10249 104 Street, Edmonton
January 16, 1913. The temperature plunges well below ‑20°C. With inadequate water pressure to run their equipment, firefighters watch hopelessly as the inferno engulfs two buildings on this location and kills three people. This is one of the worst fires the city has seen, and it sparks rapid improvements in local fire safety practices.

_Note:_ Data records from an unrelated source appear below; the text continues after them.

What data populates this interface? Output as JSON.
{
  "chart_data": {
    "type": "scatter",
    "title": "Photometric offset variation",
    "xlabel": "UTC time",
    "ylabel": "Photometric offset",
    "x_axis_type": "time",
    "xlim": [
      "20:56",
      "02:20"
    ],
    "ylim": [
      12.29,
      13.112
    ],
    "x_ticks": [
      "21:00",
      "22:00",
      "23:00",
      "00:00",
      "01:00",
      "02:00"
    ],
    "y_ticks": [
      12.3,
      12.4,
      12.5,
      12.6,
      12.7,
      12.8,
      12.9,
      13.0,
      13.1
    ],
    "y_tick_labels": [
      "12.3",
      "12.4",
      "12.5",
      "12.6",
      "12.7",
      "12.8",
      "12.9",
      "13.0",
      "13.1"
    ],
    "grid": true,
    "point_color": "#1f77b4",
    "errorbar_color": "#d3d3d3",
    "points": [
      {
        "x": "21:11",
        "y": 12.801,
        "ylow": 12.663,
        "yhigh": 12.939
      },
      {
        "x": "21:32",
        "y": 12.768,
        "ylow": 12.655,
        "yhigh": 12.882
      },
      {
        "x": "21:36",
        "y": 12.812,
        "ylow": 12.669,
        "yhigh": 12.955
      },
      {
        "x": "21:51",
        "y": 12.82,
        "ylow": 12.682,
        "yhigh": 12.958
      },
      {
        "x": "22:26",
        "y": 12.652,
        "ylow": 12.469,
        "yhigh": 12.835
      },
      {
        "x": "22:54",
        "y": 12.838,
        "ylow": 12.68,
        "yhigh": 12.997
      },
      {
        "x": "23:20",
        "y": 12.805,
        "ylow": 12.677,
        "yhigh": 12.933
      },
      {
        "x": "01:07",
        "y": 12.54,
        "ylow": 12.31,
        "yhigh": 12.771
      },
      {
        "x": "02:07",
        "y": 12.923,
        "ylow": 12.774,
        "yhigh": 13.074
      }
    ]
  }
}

William Allen, head of a Winnipeg investment consortium, acquired the charred site and built a replacement warehouse for the previous tenant, the Canadian Consolidated Rubber Company, in only two months. The designer and builder, the Canadian Stewart Company of Toronto, had just finished constructing the Macdonald Hotel when it installed the latest in fire safety technology in the new warehouse. Concrete encases the boiler room; metal sheaths the new fire doors; and the interior stairs feature steel risers, treads, and stringers. The windows on the east façade, where minimal setback was provided at the lane, offer increased fire and security protection owing to their metal sash construction and pivoting, wired glass infill panels. The west facing windows remain wooden and of double-hung sash construction.
The building’s design creates a more vertical emphasis than its neighbours, with its two-storey entrance and centre bay of windows located at the stair landing rather than on each floor, but the overall Commercial-style façade characterizes the warehouse district. Note the brick corbelled cornice featured at roof level, detailed front door surround, and the still visible advertisements painted by various tenants on the exposed portions of the east, north, and south walls.
This building served the rubber company until 1935, and is one of the longest-standing warehouses in the downtown core. Few significant exterior changes have been made by subsequent owners which have included the Kaufman Rubber Company, Cobogo Holdings Ltd., and the Army and Navy Department Store Holdings Ltd.